FREMDE is the 3rd of 4 mandatory films we (Tim Dünschede/director and me – Holger Jungnickel/DP) had to shoot at our film school University of Television and Film Munich. It marks the end of our third year at the school. As we didnt find a producer at our school we decided to collaborate with Patrick Schorn who was a production student at DFFB Berlin. This was sparked by a coincedental meeting of him and Tim at a Berlinale Party in 2015. At this time we wanted to shoot a different script what had to be canceled after a lot of work and scouting through Europe was put into it. As our school cut budgets in half we simply couldn’t afford it anymore. In September 2016 we decided to search for something new. This time we had to be fast because we had to shoot the same year.

Luckily we found this compound with over 100 bunkers and a lot untouched nature surrounding it

Because of this time pressure we reached out to all filmschools in Germany for existing scripts connected to the genres thriller, mystery and sci-fi. We found this script at the Filmakademie Ludwigsburg. So we ended up being the first co-production of three major filmschools in Germany. Also not an easy to task, because the only thing schools have of their films is rights :). At the end of September we had a rough script by Marc Vogel. In mid October castings and intense location scouting began. We saw nearly all bunkers around an in Berlin. Luckily we found this compound with over 100 bunkers and a lot untouched nature surrounding it. Beginning of December er startet shooting for 10 days. After a long and hard editing process which we had to go through to compensate the short amount of time put into finessing the script we finished the film on Christmas 2017. In 2018 we had great festival tour and were able to catch some worldwide awards.

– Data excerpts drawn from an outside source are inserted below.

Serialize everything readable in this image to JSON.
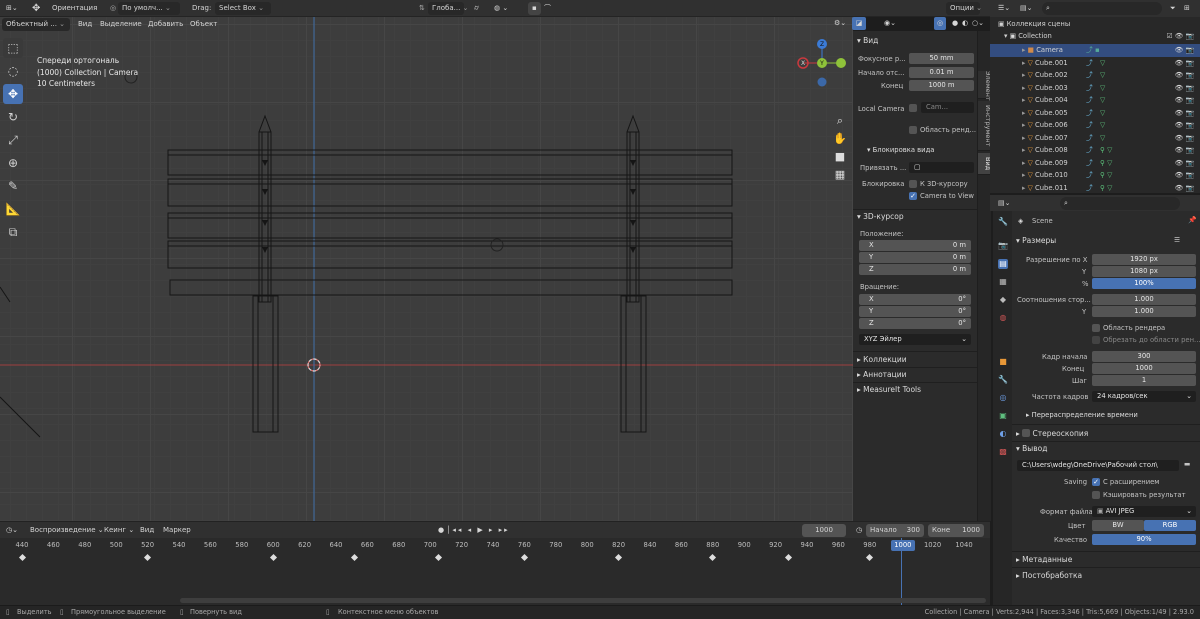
{
  "header": {
    "orientation": "Ориентация",
    "pivot": "По умолч...",
    "drag": "Drag:",
    "select_box": "Select Box",
    "view_transform": "Глоба...",
    "options": "Опции"
  },
  "viewport_header": {
    "mode": "Объектный ...",
    "view": "Вид",
    "select": "Выделение",
    "add": "Добавить",
    "object": "Объект"
  },
  "viewport_info": {
    "line1": "Спереди ортогональ",
    "line2": "(1000) Collection | Camera",
    "line3": "10 Centimeters"
  },
  "gizmo": {
    "x": "X",
    "y": "Y",
    "z": "Z"
  },
  "n_tabs": [
    "Элемент",
    "Инструмент",
    "Вид"
  ],
  "view_panel": {
    "title": "Вид",
    "focal_label": "Фокусное р...",
    "focal_value": "50 mm",
    "clip_start_label": "Начало отс...",
    "clip_start_value": "0.01 m",
    "clip_end_label": "Конец",
    "clip_end_value": "1000 m",
    "local_camera_label": "Local Camera",
    "local_camera_value": "Cam...",
    "render_region_label": "Область ренд...",
    "lock_title": "Блокировка вида",
    "lock_to_label": "Привязать ...",
    "lock_label": "Блокировка",
    "lock_cursor_label": "К 3D-курсору",
    "camera_to_view_label": "Camera to View"
  },
  "cursor_panel": {
    "title": "3D-курсор",
    "location_label": "Положение:",
    "loc": [
      {
        "axis": "X",
        "value": "0 m"
      },
      {
        "axis": "Y",
        "value": "0 m"
      },
      {
        "axis": "Z",
        "value": "0 m"
      }
    ],
    "rotation_label": "Вращение:",
    "rot": [
      {
        "axis": "X",
        "value": "0°"
      },
      {
        "axis": "Y",
        "value": "0°"
      },
      {
        "axis": "Z",
        "value": "0°"
      }
    ],
    "rotation_mode": "XYZ Эйлер"
  },
  "collapsed_panels": [
    "Коллекции",
    "Аннотации",
    "MeasureIt Tools"
  ],
  "outliner": {
    "scene_collection": "Коллекция сцены",
    "collection": "Collection",
    "items": [
      "Camera",
      "Cube.001",
      "Cube.002",
      "Cube.003",
      "Cube.004",
      "Cube.005",
      "Cube.006",
      "Cube.007",
      "Cube.008",
      "Cube.009",
      "Cube.010",
      "Cube.011"
    ]
  },
  "properties": {
    "scene": "Scene",
    "dimensions_title": "Размеры",
    "res_x_label": "Разрешение по X",
    "res_x": "1920 px",
    "res_y_label": "Y",
    "res_y": "1080 px",
    "pct_label": "%",
    "pct": "100%",
    "aspect_label": "Соотношения стор...",
    "aspect_x": "1.000",
    "aspect_y_label": "Y",
    "aspect_y": "1.000",
    "render_region": "Область рендера",
    "crop_region": "Обрезать до области рен...",
    "frame_start_label": "Кадр начала",
    "frame_start": "300",
    "frame_end_label": "Конец",
    "frame_end": "1000",
    "frame_step_label": "Шаг",
    "frame_step": "1",
    "fps_label": "Частота кадров",
    "fps": "24 кадров/сек",
    "time_remap": "Перераспределение времени",
    "stereo": "Стереоскопия",
    "output_title": "Вывод",
    "output_path": "C:\\Users\\wdeg\\OneDrive\\Рабочий стол\\",
    "saving_label": "Saving",
    "file_ext": "С расширением",
    "cache_result": "Кэшировать результат",
    "file_format_label": "Формат файла",
    "file_format": "AVI JPEG",
    "color_label": "Цвет",
    "bw": "BW",
    "rgb": "RGB",
    "quality_label": "Качество",
    "quality": "90%",
    "metadata": "Метаданные",
    "postprocessing": "Постобработка"
  },
  "timeline_header": {
    "playback": "Воспроизведение",
    "keying": "Кеинг",
    "view": "Вид",
    "marker": "Маркер",
    "current": "1000",
    "start_label": "Начало",
    "start": "300",
    "end_label": "Коне",
    "end": "1000"
  },
  "timeline": {
    "ticks": [
      "440",
      "460",
      "480",
      "500",
      "520",
      "540",
      "560",
      "580",
      "600",
      "620",
      "640",
      "660",
      "680",
      "700",
      "720",
      "740",
      "760",
      "780",
      "800",
      "820",
      "840",
      "860",
      "880",
      "900",
      "920",
      "940",
      "960",
      "980",
      "1000",
      "1020",
      "1040"
    ],
    "current_frame": "1000",
    "current_value": 1000,
    "keyframes": [
      440,
      520,
      600,
      652,
      705,
      760,
      820,
      880,
      928,
      980
    ]
  },
  "status": {
    "select": "Выделить",
    "box_select": "Прямоугольное выделение",
    "rotate_view": "Повернуть вид",
    "context_menu": "Контекстное меню объектов",
    "stats": "Collection | Camera | Verts:2,944 | Faces:3,346 | Tris:5,669 | Objects:1/49 | 2.93.0"
  }
}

The process of FREMDE was a really tough one and gave us a lot of lessons. My most favorite one being that your film is only as good as your cast and crew. We did shoot in below zero temperatures exposed to everything that came upon us. I really was afraid that the crew was not coming back after the first weekend, but they did. They all saw something happening and fell in love with passion everybody put to work day after day. Even though nobody earned anything they put their “sweat“ (at 0°C ;)) and blood into it. That gave us a lot of energy for the post production process to not stop until we found the best possible solution for everything.

At thirty minutes long it may seem a little frightening to some viewers. But the attention to detail and high quality values will make sure you focus right through. Despite the difficult conditions, the cast lead by Emma Bading and Jürg Plüss deliver some incredible and cold-blooded performances.

Technical Aspects

The film was shot on Alexa Mini with Hawk Anamorphics by Vantage. It was a mixture of Hawk V-Lites and V-Plus. For extreme tele shots I used an anamorph converted Nikon Lens which made 400mm T 2.8 out of the 200mm T2. On some days i. e. the wolf day there was a Alexa XT as B-Cam for additional coverage. The lighting package was quite small. We used a lot of practicals (cheap LED-Lights from Amazon and fluorescend tubes) and augmented them with one bicolor 1×1 LED and Kino Flos. For the shafts of light we used small HMIs because they had to fit into small air channels. More flexible movement in the swamp and woods I used a MAXIMA Gimbal from Arri provided by neoFlight. For smaller moves we used a self made truss slider system.